I just tried it on the dataset you shared (with 42K records), and I am not able to reproduce the latency. When I use curl + timing, the entire query including the response finishes in about
74 ms
. This is on Typesense v0.20.0 Docker image. I will email you the query snippet I used so that we can compare results.
a
Hi again Kishore, ok. So, you mean the whole multisearch 'query' right (all of them bundled)?
k
Yup check your email for the exact snippet.
a
I left out a few in my pic, but still you should be able to see a big difference between the sum of all search_time_ms and the measured time for the whole thing (or not?).
k
I am measuring the end to end curl request time taken. The gist has the curl request I'm sending..if you can run the same on your localhost we can compare the times.
a
Ok, let me check.
Hi, kishore, I got your email but I'm really tired now (2am), I'll go sleep a bit and come back tomorrow with the results you asked. Have good day/night!
k
No problem, good night!
a
Hi Kishore, I sent you an email some time ago, but I just wanted to add something.

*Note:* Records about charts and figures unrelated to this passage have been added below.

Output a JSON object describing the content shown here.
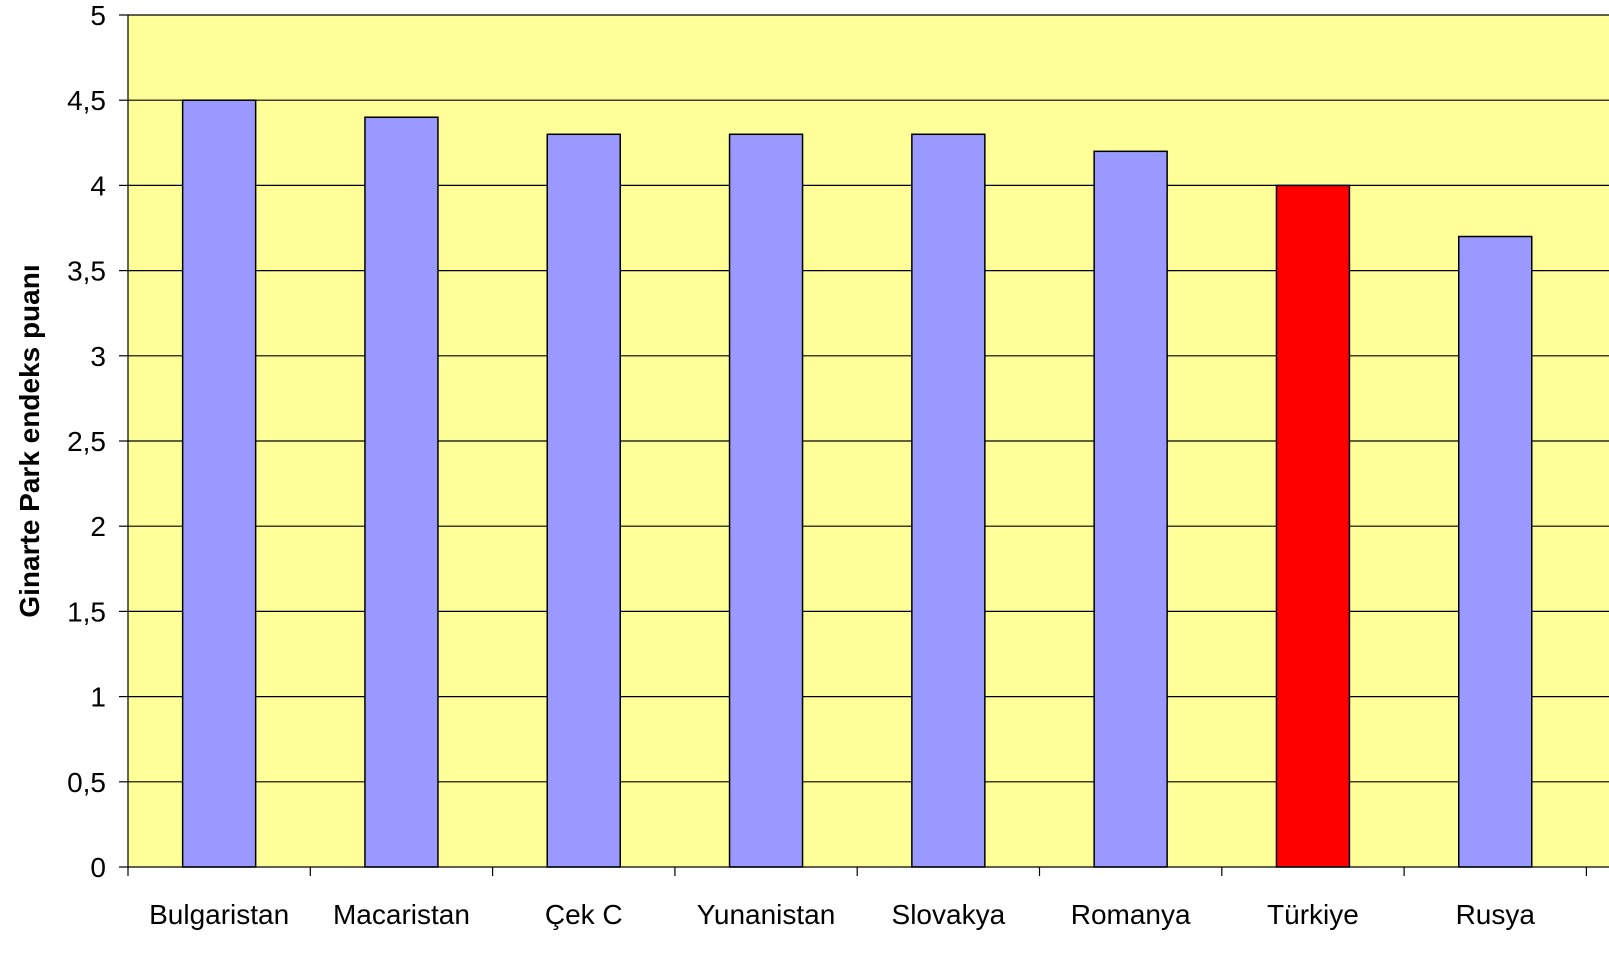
{
  "chart_data": {
    "type": "bar",
    "title": "",
    "xlabel": "",
    "ylabel": "Ginarte Park endeks puanı",
    "categories": [
      "Bulgaristan",
      "Macaristan",
      "Çek C",
      "Yunanistan",
      "Slovakya",
      "Romanya",
      "Türkiye",
      "Rusya"
    ],
    "values": [
      4.5,
      4.4,
      4.3,
      4.3,
      4.3,
      4.2,
      4.0,
      3.7
    ],
    "ylim": [
      0,
      5
    ],
    "yticks": [
      0,
      0.5,
      1,
      1.5,
      2,
      2.5,
      3,
      3.5,
      4,
      4.5,
      5
    ],
    "ytick_labels": [
      "0",
      "0,5",
      "1",
      "1,5",
      "2",
      "2,5",
      "3",
      "3,5",
      "4",
      "4,5",
      "5"
    ],
    "grid": true,
    "legend": "none",
    "colors": {
      "plot_background": "#ffff99",
      "bar_default": "#9999ff",
      "bar_highlight": "#ff0000",
      "gridline": "#000000"
    },
    "highlight_category": "Türkiye"
  }
}
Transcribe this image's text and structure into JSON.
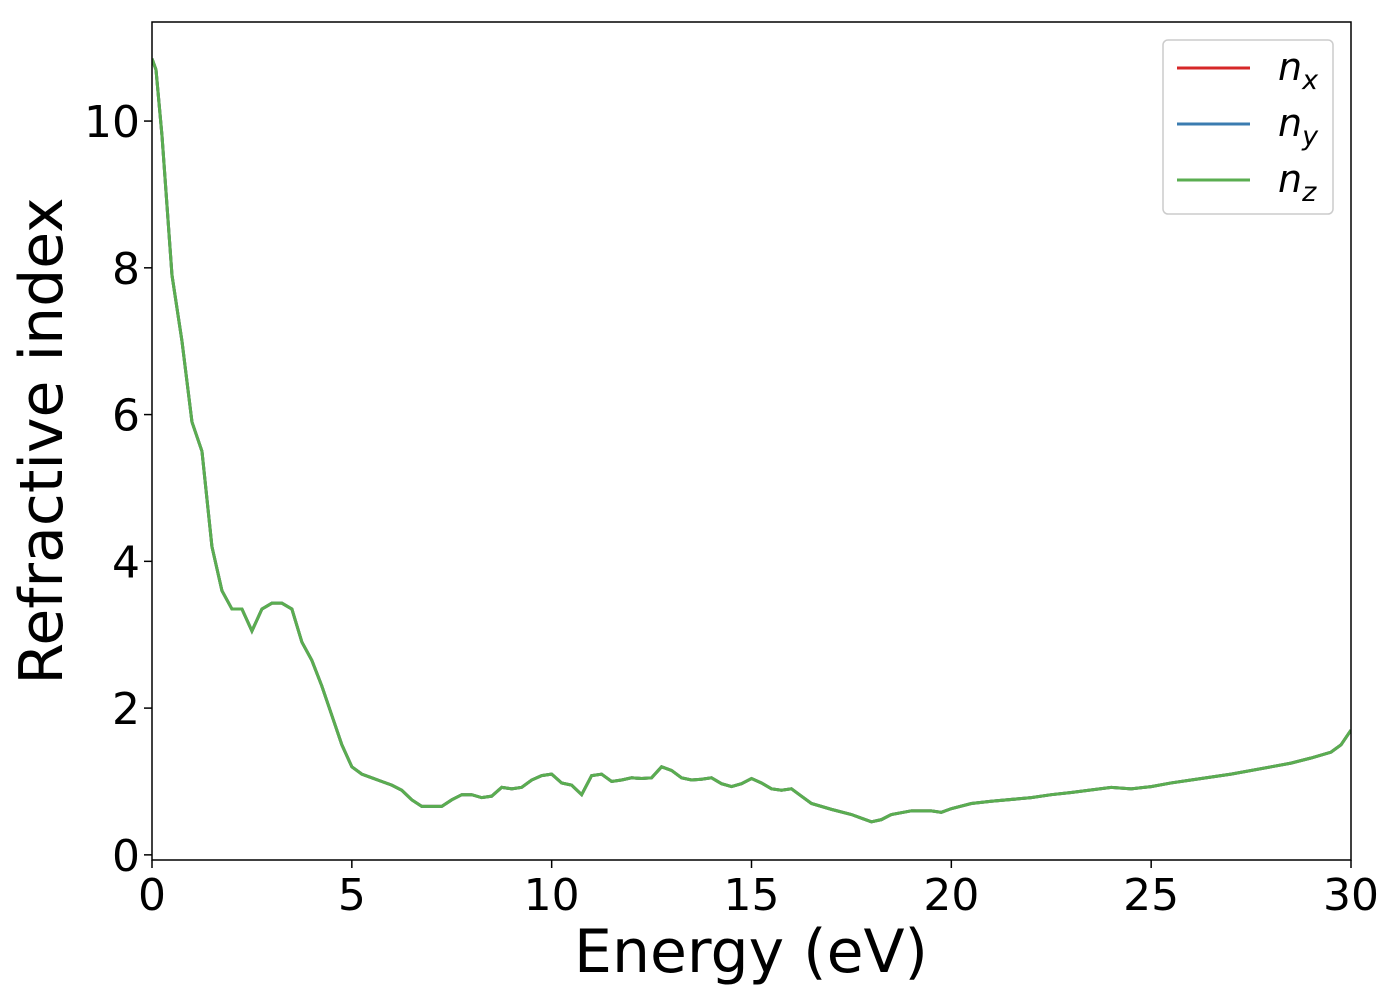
{
  "chart_data": {
    "type": "line",
    "xlabel": "Energy (eV)",
    "ylabel": "Refractive index",
    "x": [
      0,
      0.1,
      0.25,
      0.5,
      0.75,
      1.0,
      1.25,
      1.5,
      1.75,
      2.0,
      2.25,
      2.5,
      2.75,
      3.0,
      3.25,
      3.5,
      3.75,
      4.0,
      4.25,
      4.5,
      4.75,
      5.0,
      5.25,
      5.5,
      5.75,
      6.0,
      6.25,
      6.5,
      6.75,
      7.0,
      7.25,
      7.5,
      7.75,
      8.0,
      8.25,
      8.5,
      8.75,
      9.0,
      9.25,
      9.5,
      9.75,
      10.0,
      10.25,
      10.5,
      10.75,
      11.0,
      11.25,
      11.5,
      11.75,
      12.0,
      12.25,
      12.5,
      12.75,
      13.0,
      13.25,
      13.5,
      13.75,
      14.0,
      14.25,
      14.5,
      14.75,
      15.0,
      15.25,
      15.5,
      15.75,
      16.0,
      16.25,
      16.5,
      17.0,
      17.5,
      17.75,
      18.0,
      18.25,
      18.5,
      19.0,
      19.5,
      19.75,
      20.0,
      20.5,
      21.0,
      22.0,
      22.5,
      23.0,
      24.0,
      24.5,
      25.0,
      25.5,
      26.0,
      27.0,
      28.0,
      28.5,
      29.0,
      29.5,
      29.75,
      30.0
    ],
    "series": [
      {
        "name": "nx",
        "color": "#d62728",
        "values": [
          10.85,
          10.7,
          9.8,
          7.9,
          7.0,
          5.9,
          5.5,
          4.2,
          3.6,
          3.35,
          3.35,
          3.05,
          3.35,
          3.43,
          3.43,
          3.35,
          2.9,
          2.65,
          2.3,
          1.9,
          1.5,
          1.2,
          1.1,
          1.05,
          1.0,
          0.95,
          0.88,
          0.75,
          0.66,
          0.66,
          0.66,
          0.75,
          0.82,
          0.82,
          0.78,
          0.8,
          0.92,
          0.9,
          0.92,
          1.02,
          1.08,
          1.1,
          0.98,
          0.95,
          0.82,
          1.08,
          1.1,
          1.0,
          1.02,
          1.05,
          1.04,
          1.05,
          1.2,
          1.15,
          1.05,
          1.02,
          1.03,
          1.05,
          0.97,
          0.93,
          0.97,
          1.04,
          0.98,
          0.9,
          0.88,
          0.9,
          0.8,
          0.7,
          0.62,
          0.55,
          0.5,
          0.45,
          0.48,
          0.55,
          0.6,
          0.6,
          0.58,
          0.63,
          0.7,
          0.73,
          0.78,
          0.82,
          0.85,
          0.92,
          0.9,
          0.93,
          0.98,
          1.02,
          1.1,
          1.2,
          1.25,
          1.32,
          1.4,
          1.5,
          1.7
        ]
      },
      {
        "name": "ny",
        "color": "#3b7cb0",
        "values": [
          10.85,
          10.7,
          9.8,
          7.9,
          7.0,
          5.9,
          5.5,
          4.2,
          3.6,
          3.35,
          3.35,
          3.05,
          3.35,
          3.43,
          3.43,
          3.35,
          2.9,
          2.65,
          2.3,
          1.9,
          1.5,
          1.2,
          1.1,
          1.05,
          1.0,
          0.95,
          0.88,
          0.75,
          0.66,
          0.66,
          0.66,
          0.75,
          0.82,
          0.82,
          0.78,
          0.8,
          0.92,
          0.9,
          0.92,
          1.02,
          1.08,
          1.1,
          0.98,
          0.95,
          0.82,
          1.08,
          1.1,
          1.0,
          1.02,
          1.05,
          1.04,
          1.05,
          1.2,
          1.15,
          1.05,
          1.02,
          1.03,
          1.05,
          0.97,
          0.93,
          0.97,
          1.04,
          0.98,
          0.9,
          0.88,
          0.9,
          0.8,
          0.7,
          0.62,
          0.55,
          0.5,
          0.45,
          0.48,
          0.55,
          0.6,
          0.6,
          0.58,
          0.63,
          0.7,
          0.73,
          0.78,
          0.82,
          0.85,
          0.92,
          0.9,
          0.93,
          0.98,
          1.02,
          1.1,
          1.2,
          1.25,
          1.32,
          1.4,
          1.5,
          1.7
        ]
      },
      {
        "name": "nz",
        "color": "#5aad50",
        "values": [
          10.85,
          10.7,
          9.8,
          7.9,
          7.0,
          5.9,
          5.5,
          4.2,
          3.6,
          3.35,
          3.35,
          3.05,
          3.35,
          3.43,
          3.43,
          3.35,
          2.9,
          2.65,
          2.3,
          1.9,
          1.5,
          1.2,
          1.1,
          1.05,
          1.0,
          0.95,
          0.88,
          0.75,
          0.66,
          0.66,
          0.66,
          0.75,
          0.82,
          0.82,
          0.78,
          0.8,
          0.92,
          0.9,
          0.92,
          1.02,
          1.08,
          1.1,
          0.98,
          0.95,
          0.82,
          1.08,
          1.1,
          1.0,
          1.02,
          1.05,
          1.04,
          1.05,
          1.2,
          1.15,
          1.05,
          1.02,
          1.03,
          1.05,
          0.97,
          0.93,
          0.97,
          1.04,
          0.98,
          0.9,
          0.88,
          0.9,
          0.8,
          0.7,
          0.62,
          0.55,
          0.5,
          0.45,
          0.48,
          0.55,
          0.6,
          0.6,
          0.58,
          0.63,
          0.7,
          0.73,
          0.78,
          0.82,
          0.85,
          0.92,
          0.9,
          0.93,
          0.98,
          1.02,
          1.1,
          1.2,
          1.25,
          1.32,
          1.4,
          1.5,
          1.7
        ]
      }
    ],
    "xlim": [
      0,
      30
    ],
    "xticks": [
      0,
      5,
      10,
      15,
      20,
      25,
      30
    ],
    "ylim": [
      -0.07,
      11.35
    ],
    "yticks": [
      0,
      2,
      4,
      6,
      8,
      10
    ],
    "grid": false,
    "legend": "upper right"
  }
}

I've also wrote some code in node.js that makes and http request to the multi_search endpoint and parses the result. Measured times are virtually identical vs. using the library for the same thing. So I guess the overhead I'm seeing is just data transfer + json parsing, not much that could be donde regarding that. The response from the servers for all my queries combined is about 2Mb, so that explains it. I'll wait until there's a way to disable fields from the response, that's the bottleneck in my case.
k
Got it. Have you tried using
exclude_fields
?
a
Let me see what happens if I remove the 'text' field which is the heaviest.
(forgot to come back to that) it doesn't make big difference apparently
k
Has the size of response dropped when you excluded the field?
But it certainly it seems like the issue is with client. Either json parsing or something else.
a
Yes, it dropped, but processing time didn't change significantly.
k
Got it. We will be now looking at it from a json parsing angle. Will keep you posted.